De manera que la vida se vuelve un lienzo destinado a ser quemado, que muchos a lo largo de los años han intentado descifrar. ¿Por qué estamos programados para buscar la pureza claridad del color blanco viviendo en una grisácea realidad? ¿Quién puede ser realmente feliz si la claridad entra a cuenta gotas en una ventana que se deja, con toda intención, abierta? Si pareciera que todos los acontecimientos se van concatenando para desembocar en un entorno aún más sombrío.
¿De qué sirve la ilusión o la necedad encomiable de seguir creyendo? Si todos los gritos de auxilio se ahogan en el mismo bullicio para que parezcan risas. Todos dicen comprender lo que se vive y reír en consecuencia, cuando sólo se ríen de lo abominable, pero nadie ríe de la poesía. A nadie le interesa la calidez de un sincero “buenos días”, ni de la importancia y trascendencia de la palabra “amigo”; y si de por sí la realidad ya era grisácea, el ver cómo nadie vive en realidad es prueba de que se avecina un nuevo cataclismo.
Es curioso ver cómo se fatigan por otorgarle un nombre, cuando está muy claro que evitan lo que es en realidad: un fracaso. Un ambiente que, una vez, se soñó modesto y pintoresco, pero que no ha podido llegar a ser más que toneladas de inmundicia.
Y así es que se está condenado a vivir sin poder vivir o morir siquiera. Cuando la vida no es más que una rutina de tortura. Se inventan, de la nada, emergencias para evitar discutir temas sinceros, cuyo único propósito es huir de la culpa que les carcome por dentro. Pues saben bien que están errados y podrían ceder a la claridad del día, pero están empecinados, junto con las indomables fuerzas del destino, a hacerles sentir a todos el mismo suplicio.
Por lo que se pasa el tiempo en el mismo gris. Tan suave, tan viejo, tan pausado. Que es de por sí contradictorio. No es un terreno ideal qué pisar, pero al menos se conoce. Es un punto en el que todas las fuerzas antagónicas se encuentran y producen la más bizarra dualidad, ya que se respira un aire putrefacto que amenaza con reducir todo a cenizas, se ve también a lo lejos una montaña llena de duelo y de tormento; pero aún no hay cenizas y aún no hay tormento; hay en cambio, si uno mira con atención, algunos pocos seres a quienes llamar “amigos”, aún hay miradas tiernas y buenos deseos, sueños que flotan por ahí que cristalizarán en cuestión de tiempo. Por cada lágrima de dolor, hay dos sonrisas de consuelo; una, la del amigo que intenta aliviar la pena y, la otra, la del que llora, al enternecerse por los torpes intentos y ocurrencias del que intenta reanimarlo. Por lo que al final, hay risa.

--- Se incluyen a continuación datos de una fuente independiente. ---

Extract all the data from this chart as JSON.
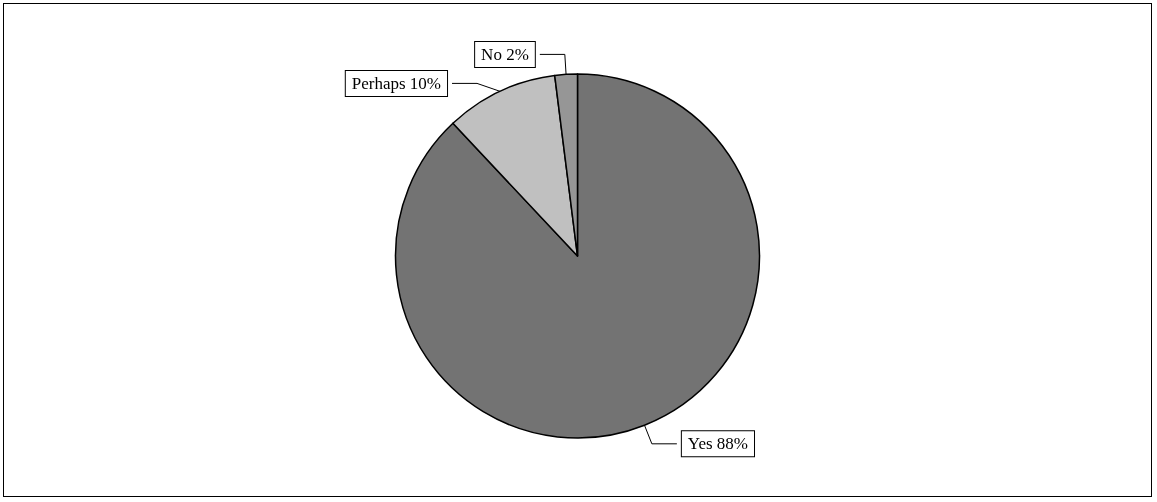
{
  "chart_data": {
    "type": "pie",
    "categories": [
      "Yes",
      "Perhaps",
      "No"
    ],
    "values": [
      88,
      10,
      2
    ],
    "value_labels": [
      "88%",
      "10%",
      "2%"
    ],
    "colors": [
      "#737373",
      "#c0c0c0",
      "#969696"
    ],
    "legend": false
  }
}
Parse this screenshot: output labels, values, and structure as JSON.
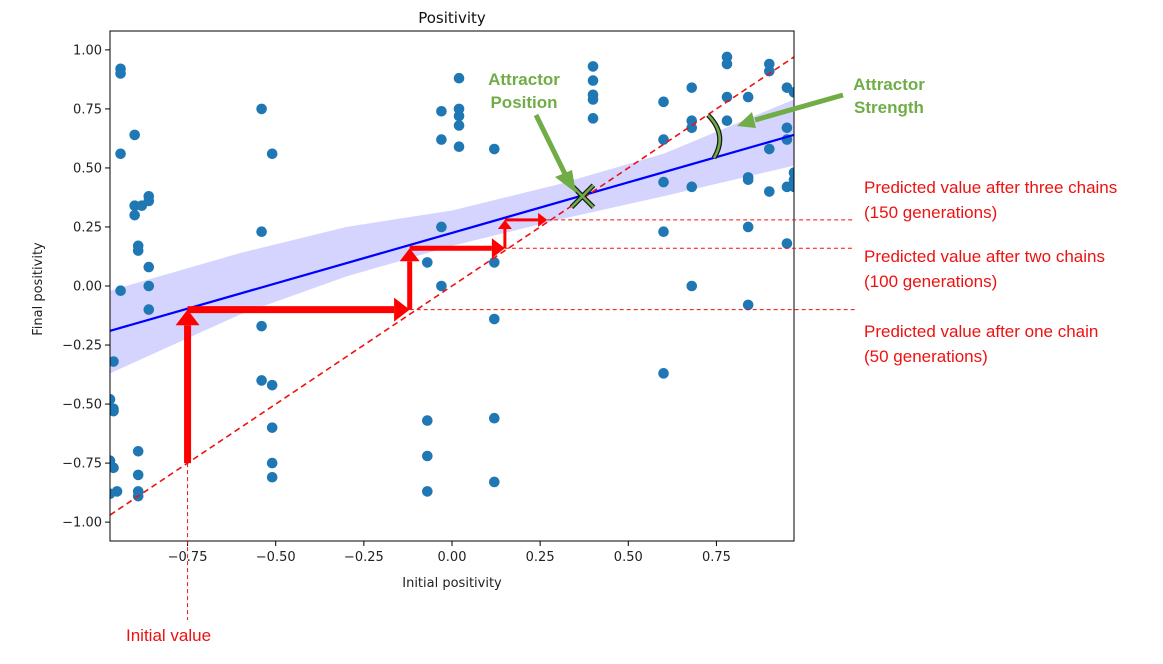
{
  "chart_data": {
    "type": "scatter",
    "title": "Positivity",
    "xlabel": "Initial positivity",
    "ylabel": "Final positivity",
    "xlim": [
      -0.97,
      0.97
    ],
    "ylim": [
      -1.08,
      1.08
    ],
    "xticks": [
      -0.75,
      -0.5,
      -0.25,
      0.0,
      0.25,
      0.5,
      0.75
    ],
    "yticks": [
      -1.0,
      -0.75,
      -0.5,
      -0.25,
      0.0,
      0.25,
      0.5,
      0.75,
      1.0
    ],
    "xtick_labels": [
      "−0.75",
      "−0.50",
      "−0.25",
      "0.00",
      "0.25",
      "0.50",
      "0.75"
    ],
    "ytick_labels": [
      "−1.00",
      "−0.75",
      "−0.50",
      "−0.25",
      "0.00",
      "0.25",
      "0.50",
      "0.75",
      "1.00"
    ],
    "points": [
      [
        -0.94,
        0.92
      ],
      [
        -0.94,
        0.9
      ],
      [
        -0.94,
        0.56
      ],
      [
        -0.9,
        0.64
      ],
      [
        -0.9,
        0.34
      ],
      [
        -0.88,
        0.34
      ],
      [
        -0.9,
        0.3
      ],
      [
        -0.89,
        0.17
      ],
      [
        -0.89,
        0.15
      ],
      [
        -0.86,
        0.38
      ],
      [
        -0.86,
        0.36
      ],
      [
        -0.86,
        0.08
      ],
      [
        -0.86,
        0.0
      ],
      [
        -0.86,
        -0.1
      ],
      [
        -0.94,
        -0.02
      ],
      [
        -0.96,
        -0.32
      ],
      [
        -0.97,
        -0.48
      ],
      [
        -0.96,
        -0.52
      ],
      [
        -0.96,
        -0.53
      ],
      [
        -0.97,
        -0.74
      ],
      [
        -0.96,
        -0.77
      ],
      [
        -0.95,
        -0.87
      ],
      [
        -0.97,
        -0.88
      ],
      [
        -0.89,
        -0.7
      ],
      [
        -0.89,
        -0.8
      ],
      [
        -0.89,
        -0.87
      ],
      [
        -0.89,
        -0.89
      ],
      [
        -0.54,
        0.75
      ],
      [
        -0.54,
        0.23
      ],
      [
        -0.54,
        -0.17
      ],
      [
        -0.54,
        -0.4
      ],
      [
        -0.51,
        0.56
      ],
      [
        -0.51,
        -0.42
      ],
      [
        -0.51,
        -0.6
      ],
      [
        -0.51,
        -0.75
      ],
      [
        -0.51,
        -0.81
      ],
      [
        -0.03,
        0.74
      ],
      [
        -0.03,
        0.62
      ],
      [
        -0.03,
        0.25
      ],
      [
        -0.03,
        0.0
      ],
      [
        -0.07,
        0.1
      ],
      [
        -0.07,
        -0.57
      ],
      [
        -0.07,
        -0.72
      ],
      [
        -0.07,
        -0.87
      ],
      [
        0.02,
        0.88
      ],
      [
        0.02,
        0.75
      ],
      [
        0.02,
        0.72
      ],
      [
        0.02,
        0.68
      ],
      [
        0.02,
        0.59
      ],
      [
        0.12,
        0.58
      ],
      [
        0.12,
        0.1
      ],
      [
        0.12,
        -0.14
      ],
      [
        0.12,
        -0.56
      ],
      [
        0.12,
        -0.83
      ],
      [
        0.4,
        0.93
      ],
      [
        0.4,
        0.87
      ],
      [
        0.4,
        0.81
      ],
      [
        0.4,
        0.79
      ],
      [
        0.4,
        0.71
      ],
      [
        0.6,
        0.78
      ],
      [
        0.6,
        0.62
      ],
      [
        0.6,
        0.44
      ],
      [
        0.6,
        0.23
      ],
      [
        0.6,
        -0.37
      ],
      [
        0.68,
        0.84
      ],
      [
        0.68,
        0.7
      ],
      [
        0.68,
        0.67
      ],
      [
        0.68,
        0.42
      ],
      [
        0.68,
        0.0
      ],
      [
        0.78,
        0.97
      ],
      [
        0.78,
        0.94
      ],
      [
        0.78,
        0.8
      ],
      [
        0.78,
        0.7
      ],
      [
        0.84,
        0.8
      ],
      [
        0.84,
        0.46
      ],
      [
        0.84,
        0.45
      ],
      [
        0.84,
        0.25
      ],
      [
        0.84,
        -0.08
      ],
      [
        0.9,
        0.94
      ],
      [
        0.9,
        0.91
      ],
      [
        0.9,
        0.58
      ],
      [
        0.9,
        0.4
      ],
      [
        0.95,
        0.84
      ],
      [
        0.95,
        0.67
      ],
      [
        0.95,
        0.62
      ],
      [
        0.95,
        0.42
      ],
      [
        0.95,
        0.18
      ],
      [
        0.97,
        0.82
      ],
      [
        0.97,
        0.48
      ],
      [
        0.97,
        0.45
      ],
      [
        0.97,
        0.42
      ]
    ],
    "regression_line": {
      "x": [
        -0.97,
        0.97
      ],
      "y": [
        -0.19,
        0.64
      ]
    },
    "confidence_band": {
      "x": [
        -0.97,
        -0.6,
        -0.3,
        0.0,
        0.3,
        0.6,
        0.97
      ],
      "lower": [
        -0.37,
        -0.12,
        0.04,
        0.17,
        0.28,
        0.38,
        0.51
      ],
      "upper": [
        -0.02,
        0.14,
        0.25,
        0.32,
        0.43,
        0.56,
        0.79
      ]
    },
    "identity_line": {
      "x": [
        -0.97,
        0.97
      ],
      "y": [
        -0.97,
        0.97
      ]
    },
    "cobweb_path": [
      [
        -0.75,
        -0.75
      ],
      [
        -0.75,
        -0.1
      ],
      [
        -0.12,
        -0.1
      ],
      [
        -0.12,
        0.16
      ],
      [
        0.15,
        0.16
      ],
      [
        0.15,
        0.28
      ],
      [
        0.27,
        0.28
      ]
    ],
    "attractor": {
      "x": 0.37,
      "y": 0.38
    },
    "annotations": {
      "attractor_position": [
        "Attractor",
        "Position"
      ],
      "attractor_strength": [
        "Attractor",
        "Strength"
      ],
      "after_three": [
        "Predicted value after three chains",
        "(150 generations)"
      ],
      "after_two": [
        "Predicted value after two chains",
        "(100 generations)"
      ],
      "after_one": [
        "Predicted value after one chain",
        "(50 generations)"
      ],
      "initial_value": "Initial value"
    },
    "colors": {
      "points": "#1f77b4",
      "regression": "#0000ff",
      "band": "#ccccff",
      "identity": "#ee1111",
      "cobweb": "#ff0000",
      "annotation_red": "#ee1111",
      "annotation_green": "#70ad47"
    }
  }
}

Pero una risa de verdad, de esas que no abundan. Una risa que es como un rayo de sol que entra por la ventana e, inclusive, calienta.
Ese es el momento en que uno se da cuenta que quizá el gris no sea tan malo, pues es, dentro de todo, un gris claro; en el que sólo una palabra de aliento puede cambiarlo todo y volver al abismo, navegable; la insatisfacción y desesperación, pasajeras; la desgracia, enseñanza; la muerte, trascendencia y la aceptación de todo ello, dicha.
Tenía un jefe que me parecía que vivía eternamente conflictuado. Era una persona profunda, amante del arte y la cocina, que se refugiaba en libros. Pero estaba intranquilo y triste. Sensibilizada por alguna conversación que tuvimos en la que pintó bastante negro el panorama, le escribí el presente escrito durante la hora de la comida y se lo regalé para hacerlo sentir mejor.